I have a URL in my code comments where I picked up the technique...

http://blogs.office.com/b/microsoft...ove-the-security-of-database-connections.aspx

The proxy server where I am sitting does not really want to resolve it... hopefully it is a good link still.

 

[Pack10]

Hi, thanks for the link.
If I build a function, how is it called, can I place the function name in the connect string of the property sheet where the
pass-thru hard coded string is???

 

[Pack10]

In my particular case, the users are actually using my db2 credentials to run the pass-thru. If I keep that in a table and have the login use these values, then my pass-thru queries will not need any connection string in the properties? If that's the case, then this is a great help to me maintenance wise.

 

[Pack10]

After giving this some thought, are you saying that once the connection string is loaded in startup, then i don't need
a connection string in each of my pass-thru queries.
that would be nic.

 

[lameid]

You need connection strings, you just don't need the user name and password in them.

Once you run the code once at startup, you do not have to worry about being prompted for the user and password everytime you use an object with a connection string.

 

[Pack10]

Do you think I could put a function name in the connect string.
This way the connection string would be inside the function.

 

[lameid]

You cannot do that for saved tables and queries.
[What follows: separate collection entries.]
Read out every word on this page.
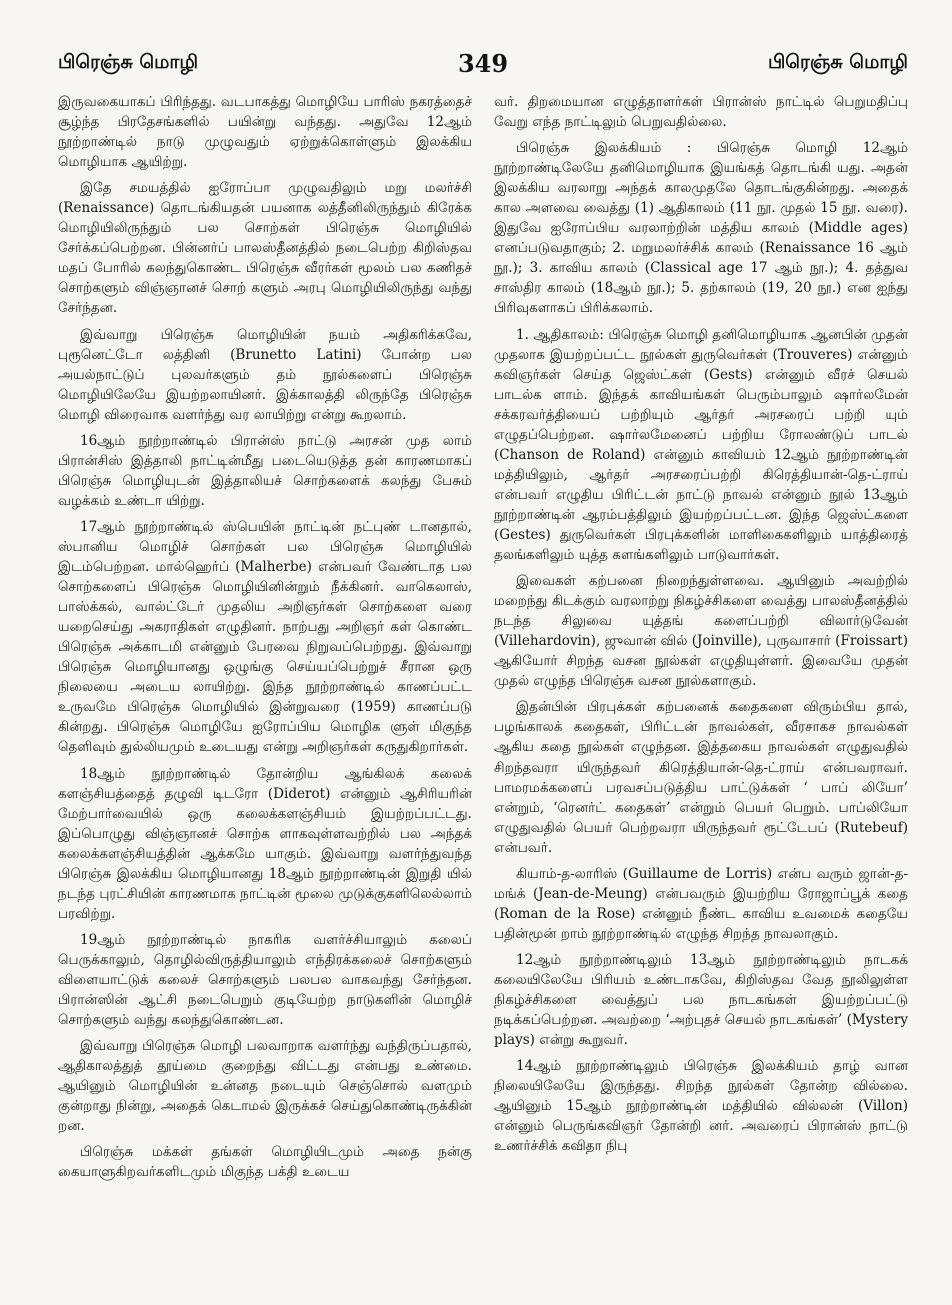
பிரெஞ்சு மொழி	349	பிரெஞ்சு மொழி

இருவகையாகப் பிரிந்தது. வடபாகத்து மொழியே பாரிஸ் நகரத்தைச் சூழ்ந்த பிரதேசங்களில் பயின்று வந்தது. அதுவே 12ஆம் நூற்றாண்டில் நாடு முழுவதும் ஏற்றுக்கொள்ளும் இலக்கிய மொழியாக ஆயிற்று.

இதே சமயத்தில் ஐரோப்பா முழுவதிலும் மறு மலர்ச்சி (Renaissance) தொடங்கியதன் பயனாக லத்தீனிலிருந்தும் கிரேக்க மொழியிலிருந்தும் பல சொற்கள் பிரெஞ்சு மொழியில் சேர்க்கப்பெற்றன. பின்னர்ப் பாலஸ்தீனத்தில் நடைபெற்ற கிறிஸ்தவ மதப் போரில் கலந்துகொண்ட பிரெஞ்சு வீரர்கள் மூலம் பல கணிதச் சொற்களும் விஞ்ஞானச் சொற் களும் அரபு மொழியிலிருந்து வந்து சேர்ந்தன.

இவ்வாறு பிரெஞ்சு மொழியின் நயம் அதிகரிக்கவே, புரூனெட்டோ லத்தினி (Brunetto Latini) போன்ற பல அயல்நாட்டுப் புலவர்களும் தம் நூல்களைப் பிரெஞ்சு மொழியிலேயே இயற்றலாயினர். இக்காலத்தி லிருந்தே பிரெஞ்சு மொழி விரைவாக வளர்ந்து வர லாயிற்று என்று கூறலாம்.

16ஆம் நூற்றாண்டில் பிரான்ஸ் நாட்டு அரசன் முத லாம் பிரான்சிஸ் இத்தாலி நாட்டின்மீது படையெடுத்த தன் காரணமாகப் பிரெஞ்சு மொழியுடன் இத்தாலியச் சொற்களைக் கலந்து பேசும் வழக்கம் உண்டா யிற்று.

17ஆம் நூற்றாண்டில் ஸ்பெயின் நாட்டின் நட்புண் டானதால், ஸ்பானிய மொழிச் சொற்கள் பல பிரெஞ்சு மொழியில் இடம்பெற்றன. மால்ஹெர்ப் (Malherbe) என்பவர் வேண்டாத பல சொற்களைப் பிரெஞ்சு மொழியினின்றும் நீக்கினர். வாகெலாஸ், பாஸ்க்கல், வால்ட்டேர் முதலிய அறிஞர்கள் சொற்களை வரை யறைசெய்து அகராதிகள் எழுதினர். நாற்பது அறிஞர் கள் கொண்ட பிரெஞ்சு அக்காடமி என்னும் பேரவை நிறுவப்பெற்றது. இவ்வாறு பிரெஞ்சு மொழியானது ஒழுங்கு செய்யப்பெற்றுச் சீரான ஒரு நிலையை அடைய லாயிற்று. இந்த நூற்றாண்டில் காணப்பட்ட உருவமே பிரெஞ்சு மொழியில் இன்றுவரை (1959) காணப்படு கின்றது. பிரெஞ்சு மொழியே ஐரோப்பிய மொழிக ளுள் மிகுந்த தெளிவும் துல்லியமும் உடையது என்று அறிஞர்கள் கருதுகிறார்கள்.

18ஆம் நூற்றாண்டில் தோன்றிய ஆங்கிலக் கலைக் களஞ்சியத்தைத் தழுவி டிடரோ (Diderot) என்னும் ஆசிரியரின் மேற்பார்வையில் ஒரு கலைக்களஞ்சியம் இயற்றப்பட்டது. இப்பொழுது விஞ்ஞானச் சொற்க ளாகவுள்ளவற்றில் பல அந்தக் கலைக்களஞ்சியத்தின் ஆக்கமே யாகும். இவ்வாறு வளர்ந்துவந்த பிரெஞ்சு இலக்கிய மொழியானது 18ஆம் நூற்றாண்டின் இறுதி யில் நடந்த புரட்சியின் காரணமாக நாட்டின் மூலை முடுக்குகளிலெல்லாம் பரவிற்று.

19ஆம் நூற்றாண்டில் நாகரிக வளர்ச்சியாலும் கலைப் பெருக்காலும், தொழில்விருத்தியாலும் எந்திரக்கலைச் சொற்களும் விளையாட்டுக் கலைச் சொற்களும் பலபல வாகவந்து சேர்ந்தன. பிரான்ஸின் ஆட்சி நடைபெறும் குடியேற்ற நாடுகளின் மொழிச் சொற்களும் வந்து கலந்துகொண்டன.

இவ்வாறு பிரெஞ்சு மொழி பலவாறாக வளர்ந்து வந்திருப்பதால், ஆதிகாலத்துத் தூய்மை குறைந்து விட்டது என்பது உண்மை. ஆயினும் மொழியின் உன்னத நடையும் செஞ்சொல் வளமும் குன்றாது நின்று, அதைக் கெடாமல் இருக்கச் செய்துகொண்டிருக்கின் றன.

பிரெஞ்சு மக்கள் தங்கள் மொழியிடமும் அதை நன்கு கையாளுகிறவர்களிடமும் மிகுந்த பக்தி உடைய

வர். திறமையான எழுத்தாளர்கள் பிரான்ஸ் நாட்டில் பெறுமதிப்பு வேறு எந்த நாட்டிலும் பெறுவதில்லை.

பிரெஞ்சு இலக்கியம் : பிரெஞ்சு மொழி 12ஆம் நூற்றாண்டிலேயே தனிமொழியாக இயங்கத் தொடங்கி யது. அதன் இலக்கிய வரலாறு அந்தக் காலமுதலே தொடங்குகின்றது. அதைக் கால அளவை வைத்து (1) ஆதிகாலம் (11 நூ. முதல் 15 நூ. வரை). இதுவே ஐரோப்பிய வரலாற்றின் மத்திய காலம் (Middle ages) எனப்படுவதாகும்; 2. மறுமலர்ச்சிக் காலம் (Renaissance 16 ஆம் நூ.); 3. காவிய காலம் (Classical age 17 ஆம் நூ.); 4. தத்துவ சாஸ்திர காலம் (18ஆம் நூ.); 5. தற்காலம் (19, 20 நூ.) என ஐந்து பிரிவுகளாகப் பிரிக்கலாம்.

1. ஆதிகாலம்: பிரெஞ்சு மொழி தனிமொழியாக ஆனபின் முதன் முதலாக இயற்றப்பட்ட நூல்கள் துருவெர்கள் (Trouveres) என்னும் கவிஞர்கள் செய்த ஜெஸ்ட்கள் (Gests) என்னும் வீரச் செயல் பாடல்க ளாம். இந்தக் காவியங்கள் பெரும்பாலும் ஷார்லமேன் சக்கரவர்த்தியைப் பற்றியும் ஆர்தர் அரசரைப் பற்றி யும் எழுதப்பெற்றன. ஷார்லமேனைப் பற்றிய ரோலண்டுப் பாடல் (Chanson de Roland) என்னும் காவியம் 12ஆம் நூற்றாண்டின் மத்தியிலும், ஆர்தர் அரசரைப்பற்றி கிரெத்தியான்-தெ-ட்ராய் என்பவர் எழுதிய பிரிட்டன் நாட்டு நாவல் என்னும் நூல் 13ஆம் நூற்றாண்டின் ஆரம்பத்திலும் இயற்றப்பட்டன. இந்த ஜெஸ்ட்களை (Gestes) துருவெர்கள் பிரபுக்களின் மாளிகைகளிலும் யாத்திரைத் தலங்களிலும் யுத்த களங்களிலும் பாடுவார்கள்.

இவைகள் கற்பனை நிறைந்துள்ளவை. ஆயினும் அவற்றில் மறைந்து கிடக்கும் வரலாற்று நிகழ்ச்சிகளை வைத்து பாலஸ்தீனத்தில் நடந்த சிலுவை யுத்தங் களைப்பற்றி விலார்டுவேன் (Villehardovin), ஜுவான் வில் (Joinville), புருவாசார் (Froissart) ஆகியோர் சிறந்த வசன நூல்கள் எழுதியுள்ளர். இவையே முதன் முதல் எழுந்த பிரெஞ்சு வசன நூல்களாகும்.

இதன்பின் பிரபுக்கள் கற்பனைக் கதைகளை விரும்பிய தால், பழங்காலக் கதைகள், பிரிட்டன் நாவல்கள், வீரசாகச நாவல்கள் ஆகிய கதை நூல்கள் எழுந்தன. இத்தகைய நாவல்கள் எழுதுவதில் சிறந்தவரா யிருந்தவர் கிரெத்தியான்-தெ-ட்ராய் என்பவராவர். பாமரமக்களைப் பரவசப்படுத்திய பாட்டுக்கள் ‘ பாப் லியோ’ என்றும், ‘ரெனர்ட் கதைகள்’ என்றும் பெயர் பெறும். பாப்லியோ எழுதுவதில் பெயர் பெற்றவரா யிருந்தவர் ரூட்டேபப் (Rutebeuf) என்பவர்.

கியாம்-த-லாரிஸ் (Guillaume de Lorris) என்ப வரும் ஜான்-த-மங்க் (Jean-de-Meung) என்பவரும் இயற்றிய ரோஜாப்பூக் கதை (Roman de la Rose) என்னும் நீண்ட காவிய உவமைக் கதையே பதின்மூன் றாம் நூற்றாண்டில் எழுந்த சிறந்த நாவலாகும்.

12ஆம் நூற்றாண்டிலும் 13ஆம் நூற்றாண்டிலும் நாடகக் கலையிலேயே பிரியம் உண்டாகவே, கிறிஸ்தவ வேத நூலிலுள்ள நிகழ்ச்சிகளை வைத்துப் பல நாடகங்கள் இயற்றப்பட்டு நடிக்கப்பெற்றன. அவற்றை ‘அற்புதச் செயல் நாடகங்கள்’ (Mystery plays) என்று கூறுவர்.

14ஆம் நூற்றாண்டிலும் பிரெஞ்சு இலக்கியம் தாழ் வான நிலையிலேயே இருந்தது. சிறந்த நூல்கள் தோன்ற வில்லை. ஆயினும் 15ஆம் நூற்றாண்டின் மத்தியில் வில்லன் (Villon) என்னும் பெருங்கவிஞர் தோன்றி னர். அவரைப் பிரான்ஸ் நாட்டு உணர்ச்சிக் கவிதா நிபு
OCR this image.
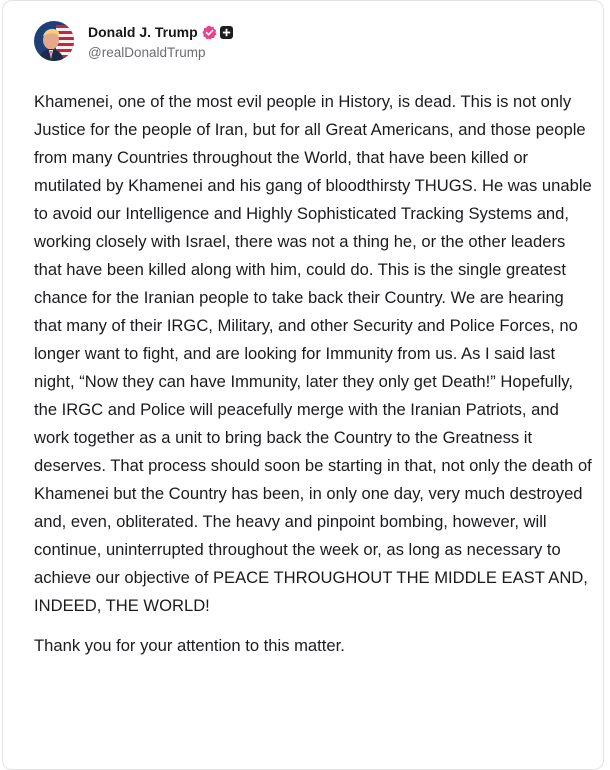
Donald J. Trump
@realDonaldTrump

Khamenei, one of the most evil people in History, is dead. This is not only Justice for the people of Iran, but for all Great Americans, and those people from many Countries throughout the World, that have been killed or mutilated by Khamenei and his gang of bloodthirsty THUGS. He was unable to avoid our Intelligence and Highly Sophisticated Tracking Systems and, working closely with Israel, there was not a thing he, or the other leaders that have been killed along with him, could do. This is the single greatest chance for the Iranian people to take back their Country. We are hearing that many of their IRGC, Military, and other Security and Police Forces, no longer want to fight, and are looking for Immunity from us. As I said last night, “Now they can have Immunity, later they only get Death!” Hopefully, the IRGC and Police will peacefully merge with the Iranian Patriots, and work together as a unit to bring back the Country to the Greatness it deserves. That process should soon be starting in that, not only the death of Khamenei but the Country has been, in only one day, very much destroyed and, even, obliterated. The heavy and pinpoint bombing, however, will continue, uninterrupted throughout the week or, as long as necessary to achieve our objective of PEACE THROUGHOUT THE MIDDLE EAST AND, INDEED, THE WORLD!

Thank you for your attention to this matter.
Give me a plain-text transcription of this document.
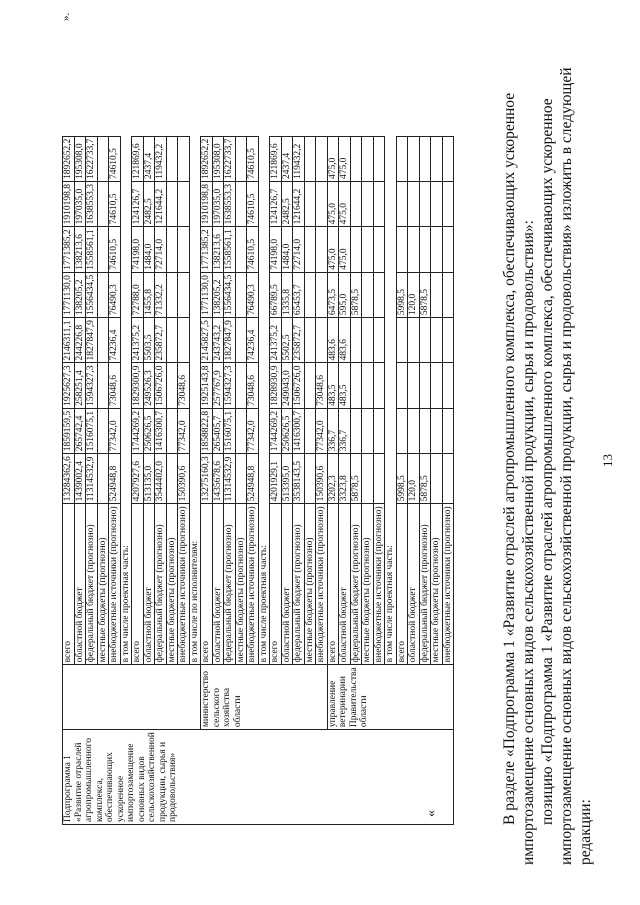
13

В разделе «Подпрограмма 1 «Развитие отраслей агропромышленного комплекса, обеспечивающих ускоренное импортозамещение основных видов сельскохозяйственной продукции, сырья и продовольствия»: позицию «Подпрограмма 1 «Развитие отраслей агропромышленного комплекса, обеспечивающих ускоренное импортозамещение основных видов сельскохозяйственной продукции, сырья и продовольствия» изложить в следующей редакции:

«
».
Подпрограмма 1 «Развитие отраслей агропромышленного комплекса, обеспечивающих ускоренное импортозамещение основных видов сельскохозяйственной продукции, сырья и продовольствия»		всего	13284362,6	1859159,5	1925627,3	2146311,1	1771130,0	1771385,2	1910198,8	1892652,2
		областной бюджет	1439002,4	265742,4	258251,4	244226,8	138205,2	138213,6	197035,0	195308,0
		федеральный бюджет (прогнозно)	11314532,9	1516075,1	1594327,3	1827847,9	1556434,5	1558561,1	1638553,3	1622733,7
		местные бюджеты (прогнозно)								
		внебюджетные источники (прогнозно)	524948,8	77342,0	73048,6	74236,4	76490,3	74610,5	74610,5	74610,5
		в том числе проектная часть:								
		всего	4207927,6	1744269,2	1829300,9	241375,2	72788,0	74198,0	124126,7	121869,6
		областной бюджет	513135,0	250626,5	249526,3	5503,5	1455,8	1484,0	2482,5	2437,4
		федеральный бюджет (прогнозно)	3544402,0	1416300,7	1506726,0	235872,7	71332,2	72714,0	121644,2	119432,2
		местные бюджеты (прогнозно)								
		внебюджетные источники (прогнозно)	150390,6	77342,0	73048,6					
		в том числе по исполнителям:								
	министерство сельского хозяйства области	всего	13275160,3	1858822,8	1925143,8	2145827,5	1771130,0	1771385,2	1910198,8	1892652,2
		областной бюджет	1435678,6	265405,7	257767,9	243743,2	138205,2	138213,6	197035,0	195308,0
		федеральный бюджет (прогнозно)	11314532,9	1516075,1	1594327,3	1827847,9	1556434,5	1558561,1	1638553,3	1622733,7
		местные бюджеты (прогнозно)								
		внебюджетные источники (прогнозно)	524948,8	77342,0	73048,6	74236,4	76490,3	74610,5	74610,5	74610,5
		в том числе проектная часть:								
		всего	4201929,1	1744269,2	1828930,9	241375,2	66789,5	74198,0	124126,7	121869,6
		областной бюджет	513395,0	250626,5	249043,0	5502,5	1335,8	1484,0	2482,5	2437,4
		федеральный бюджет (прогнозно)	3538143,5	1416300,7	1506726,0	235872,7	65453,7	72714,0	121644,2	119432,2
		местные бюджеты (прогнозно)								
		внебюджетные источники (прогнозно)	150390,6	77342,0	73048,6					
	управление ветеринарии Правительства области	всего	3202,3	336,7	483,5	483,6	6473,5	475,0	475,0	475,0
		областной бюджет	3323,8	336,7	483,5	483,6	595,0	475,0	475,0	475,0
		федеральный бюджет (прогнозно)	5878,5				5878,5			
		местные бюджеты (прогнозно)								
		внебюджетные источники (прогнозно)								
		в том числе проектная часть:								
		всего	5998,5				5998,5			
		областной бюджет	120,0				120,0			
		федеральный бюджет (прогнозно)	5878,5				5878,5			
		местные бюджеты (прогнозно)								
		внебюджетные источники (прогнозно)								
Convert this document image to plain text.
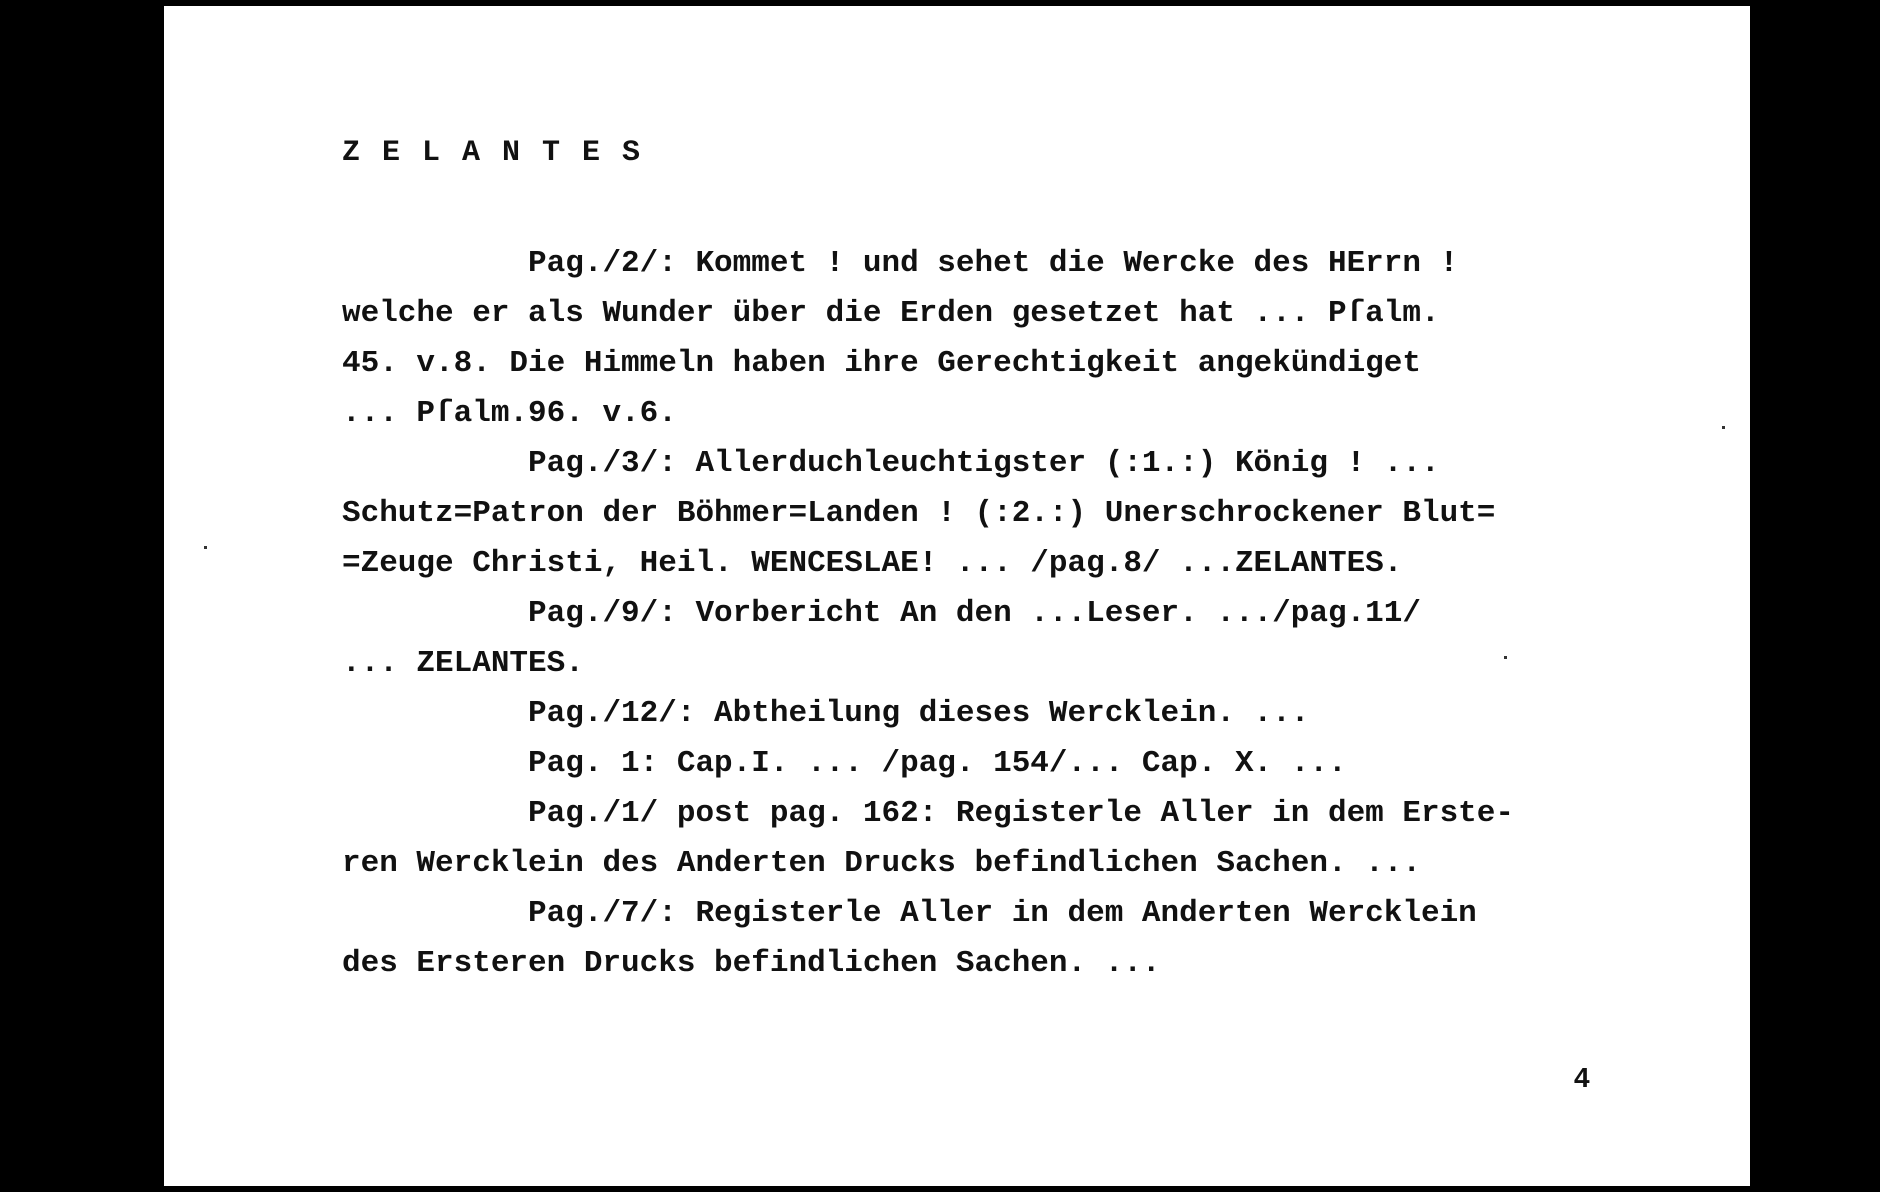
ZELANTES
Pag./2/: Kommet ! und sehet die Wercke des HErrn !
welche er als Wunder über die Erden gesetzet hat ... Pſalm.
45. v.8. Die Himmeln haben ihre Gerechtigkeit angekündiget
... Pſalm.96. v.6.
Pag./3/: Allerduchleuchtigster (:1.:) König ! ...
Schutz=Patron der Böhmer=Landen ! (:2.:) Unerschrockener Blut=
=Zeuge Christi, Heil. WENCESLAE! ... /pag.8/ ...ZELANTES.
Pag./9/: Vorbericht An den ...Leser. .../pag.11/
... ZELANTES.
Pag./12/: Abtheilung dieses Wercklein. ...
Pag. 1: Cap.I. ... /pag. 154/... Cap. X. ...
Pag./1/ post pag. 162: Registerle Aller in dem Erste-
ren Wercklein des Anderten Drucks befindlichen Sachen. ...
Pag./7/: Registerle Aller in dem Anderten Wercklein
des Ersteren Drucks befindlichen Sachen. ...
4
You can of course do that if you are talking about programatically connecting the object. I have such a function to establish ADO connections to create ADO commdands.

What would be the benefit be of using a function that way over a DNSless connection?

You could also set the connect property of the DAO querydef. Just be sure to also use the refreshlink method.

 

[Pack10]

Still a little confused. If I create a DSNless connection,
what do I need to have in the connection property of the pass-thru for ODBC Connect Str in the property sheet.

Is that now blank because the connection object on startup is open?

 

[lameid]

Did you read the link I posted?

You basically link everything WITHOUT saving the password.

Then when you programmatically connect once, the Server and Database credentials are cached from that one connection.

I believe the code in the link uses a SQL Server connection so you will have to change that to work with DB2.